Tensions in Congress over U.S. policy in Nicaragua, already high because of recent and pending critical votes, are being pushed higher by news of heavy fighting along Nicaragua's borders and by not-so-subtle administration reminders that the U.S. military is ready for anything.

President Reagan has been telephoning House and Senate members to urge approval of nonlethal aid to antigovernment rebels, who are retreating into Costa Rica and Honduras from an apparent all-out effort by the leftist Sandinista government to eradicate them.

The Sandinistas' drive is logical from their point of view if renewed U.S. aid is likely, because the counterrevolutionaries, or contras, would be stronger later than they are now.

But the contras' retreat has provided Reagan with a backdrop for wielding his worst-case scenario: an eventual need for U.S. troops to halt leftist expansion in Central America.

According to several congressional offices, Reagan is arguing that failure to back the rebels now could cripple them permanently and that U.S. troops would then be the only option in the event of Sandinista aggression against Costa Rica or Honduras.
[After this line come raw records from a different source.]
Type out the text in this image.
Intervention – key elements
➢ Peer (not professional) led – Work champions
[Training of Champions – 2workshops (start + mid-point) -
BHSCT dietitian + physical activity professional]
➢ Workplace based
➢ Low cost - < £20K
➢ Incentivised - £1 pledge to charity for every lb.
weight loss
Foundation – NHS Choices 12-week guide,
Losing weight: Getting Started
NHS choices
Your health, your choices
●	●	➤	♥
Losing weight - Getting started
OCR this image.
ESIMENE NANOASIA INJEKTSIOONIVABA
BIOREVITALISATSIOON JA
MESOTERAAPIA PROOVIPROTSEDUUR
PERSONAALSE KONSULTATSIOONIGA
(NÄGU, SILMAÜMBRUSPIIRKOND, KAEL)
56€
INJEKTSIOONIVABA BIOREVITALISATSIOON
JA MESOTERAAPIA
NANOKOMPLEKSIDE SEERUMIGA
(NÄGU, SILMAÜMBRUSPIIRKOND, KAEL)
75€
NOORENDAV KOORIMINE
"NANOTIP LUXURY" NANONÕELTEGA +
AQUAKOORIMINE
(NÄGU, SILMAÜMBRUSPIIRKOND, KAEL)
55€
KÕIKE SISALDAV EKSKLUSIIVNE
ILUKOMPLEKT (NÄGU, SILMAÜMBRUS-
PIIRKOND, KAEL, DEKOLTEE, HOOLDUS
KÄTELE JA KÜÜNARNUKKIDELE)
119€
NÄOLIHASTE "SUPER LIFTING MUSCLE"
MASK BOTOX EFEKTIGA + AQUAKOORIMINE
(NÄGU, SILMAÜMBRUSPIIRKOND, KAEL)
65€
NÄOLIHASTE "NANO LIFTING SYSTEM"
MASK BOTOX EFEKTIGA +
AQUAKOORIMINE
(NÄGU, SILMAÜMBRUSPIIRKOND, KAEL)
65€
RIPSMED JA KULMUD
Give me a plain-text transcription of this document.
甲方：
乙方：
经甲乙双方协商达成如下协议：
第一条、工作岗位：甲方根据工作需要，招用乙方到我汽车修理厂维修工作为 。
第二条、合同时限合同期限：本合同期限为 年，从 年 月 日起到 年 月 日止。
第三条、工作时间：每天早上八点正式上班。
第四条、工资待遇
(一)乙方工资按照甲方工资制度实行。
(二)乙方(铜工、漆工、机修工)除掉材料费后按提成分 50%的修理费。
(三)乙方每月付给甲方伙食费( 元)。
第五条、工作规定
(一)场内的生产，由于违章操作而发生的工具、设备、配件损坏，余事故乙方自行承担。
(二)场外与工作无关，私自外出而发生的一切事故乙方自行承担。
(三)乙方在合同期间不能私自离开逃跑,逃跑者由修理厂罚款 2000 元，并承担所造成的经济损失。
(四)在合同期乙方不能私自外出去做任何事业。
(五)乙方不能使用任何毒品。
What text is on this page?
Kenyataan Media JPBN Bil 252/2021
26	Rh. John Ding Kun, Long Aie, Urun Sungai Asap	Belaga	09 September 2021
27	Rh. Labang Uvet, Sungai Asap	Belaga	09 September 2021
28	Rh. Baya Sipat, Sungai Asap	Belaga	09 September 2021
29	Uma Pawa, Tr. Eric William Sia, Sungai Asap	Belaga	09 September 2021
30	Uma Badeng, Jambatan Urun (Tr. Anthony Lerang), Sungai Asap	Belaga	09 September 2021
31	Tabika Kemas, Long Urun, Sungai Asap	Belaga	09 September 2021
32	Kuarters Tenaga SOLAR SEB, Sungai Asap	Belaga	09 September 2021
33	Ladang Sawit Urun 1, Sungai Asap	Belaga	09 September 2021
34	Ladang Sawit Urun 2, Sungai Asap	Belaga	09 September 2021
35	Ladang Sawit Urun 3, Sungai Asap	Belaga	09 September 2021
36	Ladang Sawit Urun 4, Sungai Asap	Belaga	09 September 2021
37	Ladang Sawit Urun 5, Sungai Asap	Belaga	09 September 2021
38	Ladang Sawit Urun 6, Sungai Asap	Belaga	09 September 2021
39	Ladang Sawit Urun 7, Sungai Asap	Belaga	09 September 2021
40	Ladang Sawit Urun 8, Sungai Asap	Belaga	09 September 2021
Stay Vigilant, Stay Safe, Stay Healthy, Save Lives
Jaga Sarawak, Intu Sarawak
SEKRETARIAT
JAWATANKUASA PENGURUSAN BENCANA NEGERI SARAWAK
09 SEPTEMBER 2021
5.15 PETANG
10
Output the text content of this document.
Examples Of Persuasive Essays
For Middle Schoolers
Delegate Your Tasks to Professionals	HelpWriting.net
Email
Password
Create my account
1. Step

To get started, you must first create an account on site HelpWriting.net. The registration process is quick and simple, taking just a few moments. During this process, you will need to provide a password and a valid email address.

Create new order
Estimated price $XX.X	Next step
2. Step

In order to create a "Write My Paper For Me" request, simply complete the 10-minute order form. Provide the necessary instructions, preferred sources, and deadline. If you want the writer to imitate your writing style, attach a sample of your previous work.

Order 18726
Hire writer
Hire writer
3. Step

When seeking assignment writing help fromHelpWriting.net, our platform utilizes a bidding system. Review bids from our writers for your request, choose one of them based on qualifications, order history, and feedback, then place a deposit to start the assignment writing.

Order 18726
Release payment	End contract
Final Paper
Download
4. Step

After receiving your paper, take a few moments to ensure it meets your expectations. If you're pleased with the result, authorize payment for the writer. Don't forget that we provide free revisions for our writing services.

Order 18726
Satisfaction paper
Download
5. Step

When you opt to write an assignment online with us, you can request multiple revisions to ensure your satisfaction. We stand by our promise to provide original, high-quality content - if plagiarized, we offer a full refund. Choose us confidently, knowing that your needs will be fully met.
The Sandinistas' "hot pursuit" of rebel forces into those nations has alarmed their governments, and Costa Rica asked the Organization of American States on Friday to send an investigating commission.

U.S. critics are arguing that aiding the rebels will increase, not decrease, the danger of ultimate U.S. troop involvement in defense of a hopeless cause and that the only solution lies in a settlement.

Reagan's argument is not new, but this is the first time it has been used in the context of a major military clash.

U.S. policy in Central America has been forged since 1981 as a test of whether it is possible to halt Soviet advances in an underdeveloped area without sending in the Marines.

Officials have long painted the rebels as the only way short of U.S. troops to put real pressure on Nicaragua.

But Reagan has nonetheless been careful never to rule out direct intervention and has prepared for it as a warning to Nicaragua not to get cocky about U.S. reluctance to send troops.

Secretary of State George P. Shultz was restating this position last month when he said, "Direct application of U.S. military force must be recognized as an eventual option, given our stakes in the region." Some administration officials were quoted in a New York Times series last week as outlining U.S. readiness for action and as being confident that a U.S. strike could be quickly successful. Military leaders have previously rejected that position.

The administration has been open about wanting Nicaragua to be nervous. It has seized even petty opportunities to harass the Sandinistas, from delaying or denying travel permits to rattling windows in Managua with sonic booms from low-flying jets.

Reagan last week ridiculed President Daniel Ortega, calling him "a little dictator who went to Moscow in his green fatigues to receive a bear hug."

Nicaragua has responded on cue. Ortega has predicted a U.S. invasion at least a dozen times. He helped verify Reagan's scenario in April by seeking increased Soviet help just after Congress refused to rearm the contras against him, and he has escalated his rhetoric of defiance. Nicaragua has few defenders left in Congress.

Still, the Senate voted to authorize $38 million in nonlethal aid to the contras last week by a much smaller margin than its promoters or critics had expected. The 55-to-42 tally represented only two more votes in favor of aid than were cast in April's 53-to-46 count, the closest vote the Republican-controlled body had cast on that issue.

The narrow split reflected recent polls showing that the public is still overwhelmingly opposed to U.S. aid to the rebels. It has renewed the energies of both sides for House votes next week and for a further clash in the Senate on appropriating the funds that now have been authorized.

Rep. Lee H. Hamilton (D-Ind.), chairman of the House intelligence committee, said last week that U.S. policy is at "a critical juncture." Hamilton heads the list of Democrats sponsoring a measure to provide closely controlled aid to Nicaraguan refugees -- not to the contras -- on grounds that the contras cannot succeed militarily and that more U.S. backing only guarantees that U.S. troops will ultimately be required to prevent the contras' annihilation.

"As they grow in strength with U.S. aid , so will our commitment to them and to their goal of overthrowing the Sandinistas," Hamilton said. "Funding the contras is not an alternative to intervention but an avenue to intervention."

By rejecting renewed talks with Nicaragua and giving lukewarm backing to the regional Contadora peace process, Reagan may be closing off options other than force, Hamilton and other critics have argued.

The administration counters that Nicaragua, by refusing to talk with the contras and giving no ground in regional discussions, may be doing the same thing.

The House on Tuesday is to consider several alternatives to aiding the rebels, including postponing the debate another six months. That is designed to give the Contadora group more time to work. Meanwhile, the fighting in Central America continues.